Pesta belum mulai, undangan belum dikirimkan, kursi juga belum diatur, tetapi para calon undangan sudah ribut di kompleksnya masing-masing. Sudah biasa, soal siapa yang pantas ikut pesta, atau siapa yang akan diajak ikut pesta.
Pilgub DKI 2022 masih tahun depan, apalagi Pilpres, butuh melewati sekian musim pohon mangga berbuah, namun di politik, hitungan waktu teramat penting. Siapa cerdik, cepat dan lebih sigap dia berpeluang menjadi yang terdepan.
Tak ada angin tak ada hujan, Gubernur DKI. Anies Baswedan seperti melihat petir. Ketua DPC Gerindra Jakarta Timur Ali Lubis lugas meminta dirinya segera mundur dari jabatannya.
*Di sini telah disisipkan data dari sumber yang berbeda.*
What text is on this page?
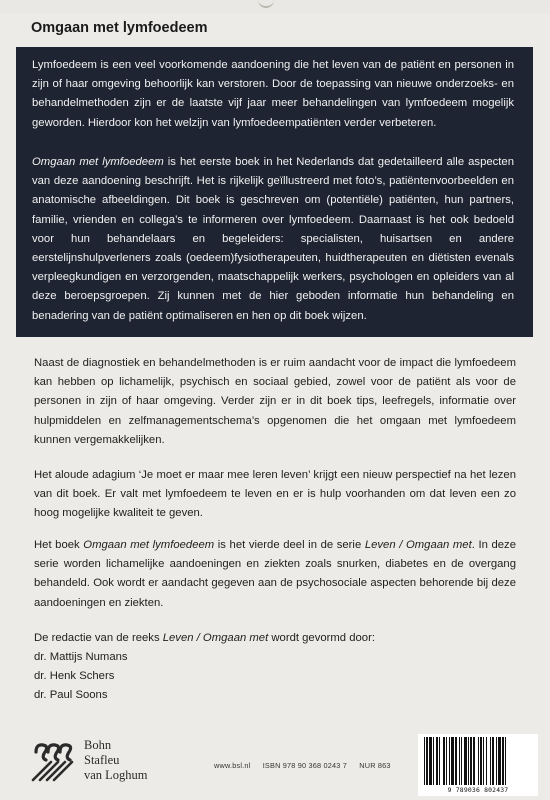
Omgaan met lymfoedeem

Lymfoedeem is een veel voorkomende aandoening die het leven van de patiënt en personen in zijn of haar omgeving behoorlijk kan verstoren. Door de toepassing van nieuwe onderzoeks- en behandelmethoden zijn er de laatste vijf jaar meer behandelingen van lymfoedeem mogelijk geworden. Hierdoor kon het welzijn van lymfoedeempatiënten verder verbeteren.

Omgaan met lymfoedeem is het eerste boek in het Nederlands dat gedetailleerd alle aspecten van deze aandoening beschrijft. Het is rijkelijk geïllustreerd met foto’s, patiëntenvoorbeelden en anatomische afbeeldingen. Dit boek is geschreven om (potentiële) patiënten, hun partners, familie, vrienden en collega’s te informeren over lymfoedeem. Daarnaast is het ook bedoeld voor hun behandelaars en begeleiders: specialisten, huisartsen en andere eerstelijnshulpverleners zoals (oedeem)fysiotherapeuten, huidtherapeuten en diëtisten evenals verpleegkundigen en verzorgenden, maatschappelijk werkers, psychologen en opleiders van al deze beroepsgroepen. Zij kunnen met de hier geboden informatie hun behandeling en benadering van de patiënt optimaliseren en hen op dit boek wijzen.

Naast de diagnostiek en behandelmethoden is er ruim aandacht voor de impact die lymfoedeem kan hebben op lichamelijk, psychisch en sociaal gebied, zowel voor de patiënt als voor de personen in zijn of haar omgeving. Verder zijn er in dit boek tips, leefregels, informatie over hulpmiddelen en zelfmanagementschema’s opgenomen die het omgaan met lymfoedeem kunnen vergemakkelijken.

Het aloude adagium ‘Je moet er maar mee leren leven’ krijgt een nieuw perspectief na het lezen van dit boek. Er valt met lymfoedeem te leven en er is hulp voorhanden om dat leven een zo hoog mogelijke kwaliteit te geven.

Het boek Omgaan met lymfoedeem is het vierde deel in de serie Leven / Omgaan met. In deze serie worden lichamelijke aandoeningen en ziekten zoals snurken, diabetes en de overgang behandeld. Ook wordt er aandacht gegeven aan de psychosociale aspecten behorende bij deze aandoeningen en ziekten.

De redactie van de reeks Leven / Omgaan met wordt gevormd door:

dr. Mattijs Numans
dr. Henk Schers
dr. Paul Soons
Bohn
Stafleu
van Loghum
www.bsl.nl ISBN 978 90 368 0243 7 NUR 863
9 789036 802437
Alasan Lubis tegas, Anies dianggap nyerah melawan Covid, karena meminta pemerintah pusat untuk ambil kendali.
Seperti dihantam Gerindra, Sekretaris Fraksi PKS DPRD DKI Jakarta Achmad Yani seperti menjadi pembela bagi Anies.
Yani menganggap apa yang dilakukan Lubis sudah tak beretika. Masak partai pengusung meminta Anies untuk mundur? Begitu kira-kita maksud Yani.
Sebenarnya sudah agak slow setelah Ketua Mahkamah Partai Gerindra Habiburokhman turun tangan, Habiburokhman kabarnya sudah memperingatkan Ali Lubis soal bahasa kritik yang dianggap terlalu keras ke Anies. Oh, hanya soal Bahasa.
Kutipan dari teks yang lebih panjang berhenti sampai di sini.